I have come to understand that if I find that love is easy
I might not even be loving at all.

Experience has shown me that love is really not about receiving or getting something at all.

Love is about giving, sharing, pouring out or lives for others.

As the second reading said so clearly
When I was a child, I used to talk as a child,
think as a child, reason as a child;
when I became a man, I put aside childish things.

Life experience has shown me that
in today’s second reading St. Paul knows more about love than the Beatles.

In his letter to the Corinthians he wrote

Love is patient,
but we all know that being patient is not easy.

Love is kind,
but there are lots of moments when we would rather be anything but kind.

Love is not jealous,
and yet we have this propensity for comparing ourselves to others.

Love is not pompous,
yet so often we want to put ourselves first and impress others.

Love does not brood over past injuries
yet it is so hard to let go and forgive.

Love does not seek its own interests,
yet we know how much of our day
and our week
and our lives are spent seeking our own self interests?

As St. Paul said…
Love bears all things, believes all things,
hopes all things, endures all things.

Yes love is all you need,
real love is all you need.

Love like the Mom and Dad who work constantly to give their kids a chance.

Love like teacher who refuses to give up on the kid in the last seat of the third row who challenges her or him ever single class.

Love like the father who goes to a job he hates everyday because he knows it is how he must support his family.

Love like the parent who refuses to take a big promotion because he/her does not want to move his family when the kids are in High School.

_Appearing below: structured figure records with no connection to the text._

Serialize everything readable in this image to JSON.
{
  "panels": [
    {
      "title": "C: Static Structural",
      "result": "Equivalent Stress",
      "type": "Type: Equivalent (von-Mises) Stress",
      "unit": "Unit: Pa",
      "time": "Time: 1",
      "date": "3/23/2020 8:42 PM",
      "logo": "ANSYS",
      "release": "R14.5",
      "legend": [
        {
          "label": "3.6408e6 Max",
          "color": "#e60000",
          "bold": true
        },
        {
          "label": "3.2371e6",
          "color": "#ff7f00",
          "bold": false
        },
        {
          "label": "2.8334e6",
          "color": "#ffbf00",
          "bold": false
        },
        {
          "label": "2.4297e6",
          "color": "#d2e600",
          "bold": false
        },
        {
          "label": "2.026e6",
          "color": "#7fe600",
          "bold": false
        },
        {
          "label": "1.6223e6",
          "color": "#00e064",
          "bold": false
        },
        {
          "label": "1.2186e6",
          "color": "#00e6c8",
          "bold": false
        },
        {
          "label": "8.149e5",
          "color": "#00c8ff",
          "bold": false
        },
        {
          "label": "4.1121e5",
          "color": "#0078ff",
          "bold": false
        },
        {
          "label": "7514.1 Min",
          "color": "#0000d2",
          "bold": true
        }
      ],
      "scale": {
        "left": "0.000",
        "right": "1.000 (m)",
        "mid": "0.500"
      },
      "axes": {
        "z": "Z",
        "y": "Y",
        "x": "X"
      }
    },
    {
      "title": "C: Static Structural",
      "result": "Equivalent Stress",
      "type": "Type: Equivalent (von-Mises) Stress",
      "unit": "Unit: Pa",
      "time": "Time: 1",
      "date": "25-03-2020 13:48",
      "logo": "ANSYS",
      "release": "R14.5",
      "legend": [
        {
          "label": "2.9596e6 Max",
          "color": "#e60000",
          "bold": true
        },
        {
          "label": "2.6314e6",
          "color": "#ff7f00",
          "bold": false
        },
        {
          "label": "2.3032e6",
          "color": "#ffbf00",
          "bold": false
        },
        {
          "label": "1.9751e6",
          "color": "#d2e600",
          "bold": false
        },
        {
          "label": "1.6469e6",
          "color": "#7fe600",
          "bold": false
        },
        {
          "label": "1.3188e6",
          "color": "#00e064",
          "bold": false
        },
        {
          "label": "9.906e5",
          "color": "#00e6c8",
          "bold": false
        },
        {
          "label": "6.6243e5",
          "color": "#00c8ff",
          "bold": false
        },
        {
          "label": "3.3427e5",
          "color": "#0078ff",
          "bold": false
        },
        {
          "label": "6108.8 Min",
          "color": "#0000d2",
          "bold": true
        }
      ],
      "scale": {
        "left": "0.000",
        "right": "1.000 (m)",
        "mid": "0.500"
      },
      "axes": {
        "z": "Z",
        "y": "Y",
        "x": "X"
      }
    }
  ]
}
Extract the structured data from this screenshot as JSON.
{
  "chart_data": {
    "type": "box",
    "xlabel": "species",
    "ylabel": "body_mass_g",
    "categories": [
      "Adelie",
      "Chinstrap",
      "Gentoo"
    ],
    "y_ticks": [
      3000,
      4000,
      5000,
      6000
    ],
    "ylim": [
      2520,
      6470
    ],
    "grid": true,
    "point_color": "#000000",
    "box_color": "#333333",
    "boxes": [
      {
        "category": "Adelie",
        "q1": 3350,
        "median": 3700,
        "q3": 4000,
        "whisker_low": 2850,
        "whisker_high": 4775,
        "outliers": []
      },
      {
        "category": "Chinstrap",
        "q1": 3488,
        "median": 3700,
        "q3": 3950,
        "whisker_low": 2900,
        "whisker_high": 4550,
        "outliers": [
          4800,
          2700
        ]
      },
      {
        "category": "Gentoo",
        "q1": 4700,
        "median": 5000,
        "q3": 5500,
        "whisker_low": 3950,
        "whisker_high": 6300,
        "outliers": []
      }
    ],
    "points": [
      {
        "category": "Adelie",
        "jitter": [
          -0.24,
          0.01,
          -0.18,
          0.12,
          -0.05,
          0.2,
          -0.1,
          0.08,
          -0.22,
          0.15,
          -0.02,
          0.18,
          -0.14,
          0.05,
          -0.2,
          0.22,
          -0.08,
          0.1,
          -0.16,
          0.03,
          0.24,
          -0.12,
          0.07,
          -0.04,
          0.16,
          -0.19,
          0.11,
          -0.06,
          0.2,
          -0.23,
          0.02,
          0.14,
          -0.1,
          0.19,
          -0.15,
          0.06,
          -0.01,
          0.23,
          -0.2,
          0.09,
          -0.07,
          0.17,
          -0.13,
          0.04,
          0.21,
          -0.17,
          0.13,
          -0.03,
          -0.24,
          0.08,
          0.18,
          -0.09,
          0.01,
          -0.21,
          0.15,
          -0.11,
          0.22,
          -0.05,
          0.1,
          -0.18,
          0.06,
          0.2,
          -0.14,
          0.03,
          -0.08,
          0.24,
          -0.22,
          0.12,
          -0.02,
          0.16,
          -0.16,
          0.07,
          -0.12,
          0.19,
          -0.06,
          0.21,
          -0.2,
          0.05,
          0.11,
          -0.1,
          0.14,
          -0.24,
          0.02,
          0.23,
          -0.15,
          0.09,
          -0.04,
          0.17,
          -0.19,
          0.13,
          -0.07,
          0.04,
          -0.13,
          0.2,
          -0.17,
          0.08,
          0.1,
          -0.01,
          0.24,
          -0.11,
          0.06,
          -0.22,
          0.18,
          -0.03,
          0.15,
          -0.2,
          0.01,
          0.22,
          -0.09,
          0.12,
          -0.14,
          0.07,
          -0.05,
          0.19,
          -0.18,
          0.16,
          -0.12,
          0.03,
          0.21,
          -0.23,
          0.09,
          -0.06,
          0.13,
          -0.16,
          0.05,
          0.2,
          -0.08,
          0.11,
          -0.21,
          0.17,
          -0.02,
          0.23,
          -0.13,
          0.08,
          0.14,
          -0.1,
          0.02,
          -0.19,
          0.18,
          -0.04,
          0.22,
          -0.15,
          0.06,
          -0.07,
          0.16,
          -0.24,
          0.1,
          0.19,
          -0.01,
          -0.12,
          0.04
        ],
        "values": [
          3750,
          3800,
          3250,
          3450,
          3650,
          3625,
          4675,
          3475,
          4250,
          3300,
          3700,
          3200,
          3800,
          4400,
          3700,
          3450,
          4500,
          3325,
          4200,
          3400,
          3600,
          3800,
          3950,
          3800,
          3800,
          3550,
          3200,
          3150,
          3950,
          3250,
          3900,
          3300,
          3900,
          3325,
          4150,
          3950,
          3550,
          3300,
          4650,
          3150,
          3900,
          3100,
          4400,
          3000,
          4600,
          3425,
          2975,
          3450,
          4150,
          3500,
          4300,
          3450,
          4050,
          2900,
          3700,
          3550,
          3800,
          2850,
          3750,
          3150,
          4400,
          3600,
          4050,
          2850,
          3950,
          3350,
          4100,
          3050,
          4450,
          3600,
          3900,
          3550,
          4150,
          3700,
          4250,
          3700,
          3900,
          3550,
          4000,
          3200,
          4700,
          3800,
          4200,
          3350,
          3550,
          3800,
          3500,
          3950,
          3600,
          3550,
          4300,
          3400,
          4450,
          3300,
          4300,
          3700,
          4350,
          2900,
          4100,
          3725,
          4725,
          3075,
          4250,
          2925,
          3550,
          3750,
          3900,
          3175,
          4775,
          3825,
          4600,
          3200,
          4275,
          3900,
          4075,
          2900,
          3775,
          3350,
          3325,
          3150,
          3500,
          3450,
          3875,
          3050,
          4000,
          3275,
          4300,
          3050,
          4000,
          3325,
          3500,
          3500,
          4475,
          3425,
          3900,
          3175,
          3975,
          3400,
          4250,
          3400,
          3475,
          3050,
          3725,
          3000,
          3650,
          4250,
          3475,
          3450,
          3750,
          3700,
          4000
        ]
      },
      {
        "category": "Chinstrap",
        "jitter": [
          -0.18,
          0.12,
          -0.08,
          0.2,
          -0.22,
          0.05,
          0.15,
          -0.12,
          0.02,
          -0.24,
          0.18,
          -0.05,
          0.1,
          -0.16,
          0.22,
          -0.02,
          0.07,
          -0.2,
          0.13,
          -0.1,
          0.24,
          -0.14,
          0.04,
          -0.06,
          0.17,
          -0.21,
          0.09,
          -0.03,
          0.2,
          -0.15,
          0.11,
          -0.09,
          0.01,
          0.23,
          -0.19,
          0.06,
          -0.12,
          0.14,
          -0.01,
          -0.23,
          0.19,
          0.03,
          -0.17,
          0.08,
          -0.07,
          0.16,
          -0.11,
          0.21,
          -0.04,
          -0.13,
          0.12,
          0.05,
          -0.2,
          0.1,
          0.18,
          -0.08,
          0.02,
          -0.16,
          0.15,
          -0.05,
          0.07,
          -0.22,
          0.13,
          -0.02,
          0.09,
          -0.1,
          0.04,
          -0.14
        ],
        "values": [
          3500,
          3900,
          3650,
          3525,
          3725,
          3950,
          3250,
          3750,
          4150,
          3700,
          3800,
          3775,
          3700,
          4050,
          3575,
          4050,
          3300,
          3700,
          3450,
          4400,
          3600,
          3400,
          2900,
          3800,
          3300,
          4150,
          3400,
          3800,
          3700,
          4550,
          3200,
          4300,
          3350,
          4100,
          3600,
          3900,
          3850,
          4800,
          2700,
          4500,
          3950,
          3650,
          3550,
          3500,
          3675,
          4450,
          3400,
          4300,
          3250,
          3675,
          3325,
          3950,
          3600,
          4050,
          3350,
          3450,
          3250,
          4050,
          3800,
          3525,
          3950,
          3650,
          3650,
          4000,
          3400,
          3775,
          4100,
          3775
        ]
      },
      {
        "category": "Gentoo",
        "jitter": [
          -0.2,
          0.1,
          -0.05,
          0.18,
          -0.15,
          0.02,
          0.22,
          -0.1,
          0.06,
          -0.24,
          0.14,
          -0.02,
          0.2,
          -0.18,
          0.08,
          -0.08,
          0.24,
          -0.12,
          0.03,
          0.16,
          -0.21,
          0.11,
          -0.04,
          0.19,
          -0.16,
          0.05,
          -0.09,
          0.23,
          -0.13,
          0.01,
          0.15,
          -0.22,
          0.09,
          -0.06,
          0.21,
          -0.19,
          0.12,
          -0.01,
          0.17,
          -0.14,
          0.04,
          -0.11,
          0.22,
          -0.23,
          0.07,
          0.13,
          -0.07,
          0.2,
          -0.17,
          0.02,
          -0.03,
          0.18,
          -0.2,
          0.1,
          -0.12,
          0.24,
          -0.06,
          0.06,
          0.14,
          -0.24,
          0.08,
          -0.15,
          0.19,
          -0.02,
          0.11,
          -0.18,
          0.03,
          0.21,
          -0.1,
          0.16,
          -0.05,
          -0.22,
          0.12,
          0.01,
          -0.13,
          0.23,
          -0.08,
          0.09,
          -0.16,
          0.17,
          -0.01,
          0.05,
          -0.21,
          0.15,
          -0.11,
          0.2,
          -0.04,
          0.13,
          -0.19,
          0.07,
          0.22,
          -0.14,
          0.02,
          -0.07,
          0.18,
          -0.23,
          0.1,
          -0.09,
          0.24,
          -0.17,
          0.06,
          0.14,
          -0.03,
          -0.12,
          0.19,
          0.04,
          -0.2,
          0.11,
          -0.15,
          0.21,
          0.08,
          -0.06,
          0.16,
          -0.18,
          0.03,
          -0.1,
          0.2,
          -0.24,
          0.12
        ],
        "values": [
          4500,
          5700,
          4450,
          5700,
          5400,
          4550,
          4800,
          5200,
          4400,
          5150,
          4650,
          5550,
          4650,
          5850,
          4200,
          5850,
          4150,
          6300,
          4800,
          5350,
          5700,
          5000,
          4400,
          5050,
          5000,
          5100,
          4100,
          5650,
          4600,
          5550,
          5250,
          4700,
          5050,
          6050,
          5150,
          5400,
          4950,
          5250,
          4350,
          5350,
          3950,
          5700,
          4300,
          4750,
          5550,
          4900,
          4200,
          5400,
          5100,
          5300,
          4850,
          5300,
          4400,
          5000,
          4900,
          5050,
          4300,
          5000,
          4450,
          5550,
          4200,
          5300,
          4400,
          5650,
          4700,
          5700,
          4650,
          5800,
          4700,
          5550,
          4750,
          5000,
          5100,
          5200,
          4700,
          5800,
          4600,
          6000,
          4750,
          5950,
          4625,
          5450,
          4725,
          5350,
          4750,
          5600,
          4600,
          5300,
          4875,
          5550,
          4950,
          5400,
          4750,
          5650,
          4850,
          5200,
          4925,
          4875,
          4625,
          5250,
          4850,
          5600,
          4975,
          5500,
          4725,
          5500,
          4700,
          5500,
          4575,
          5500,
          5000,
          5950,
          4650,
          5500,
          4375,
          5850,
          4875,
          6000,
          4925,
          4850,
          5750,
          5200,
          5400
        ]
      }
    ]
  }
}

Real love is the love that Jesus had for us as he poured out his life from the cross.

Real love is selfless
Real love is always directed toward the well being of others.

Yes there maybe moments of consolation and comfort when we love and are loved.

But the moment that consolation and comfort become the reason we love.
The moment our love is not completely free
what we do ceases to really be love at all.

Sometimes it really costs a lot to love
Sometimes real love is a harsh and dreadful thing
And yet that is how God loved us… on the cross and
How God calls us to love..

Our faith teaches us that love is why we are here.
We were created to Love God and Love our neighbor there are no exceptions.

The prophet Jeremiah in the first reading risked everything because he loved.
He was afraid but he kept loving.

The people in Nazareth were under the false impression that salvation was assured to all Jews so they though that how they lived didn’t really matter.

Somehow they had convinced themselves that they had a get out of love free card.

In the Gospel Jesus went to his home town and challenged the people he had grown up with because he loved them.

He didn’t go just to get them angry or upset even though that is what he knew would happen.

He went home knowing full well how he would be received.
But love compelled him to go.

And so holy ones let us take to heart the words of St. Paul.,
Let us take them to heart,
and let us love as God loves.

If we really want that revolution
we have to think about giving rather than receiving.

We have to have heartfelt concern for the poor and those who are lost

If we really loved as God would have us love
The world would be a different place indeed

For in the end there are only three things that last
Faith Hope and Love
And the greatest of these is love

2 comments:

sodajunkie said...

Just what I needed this morning to kickstart the day!!

Thanks FB!
John R.

Thomas said...

"And the greatest of these is love"

It may be for the simple reason Love is a choice?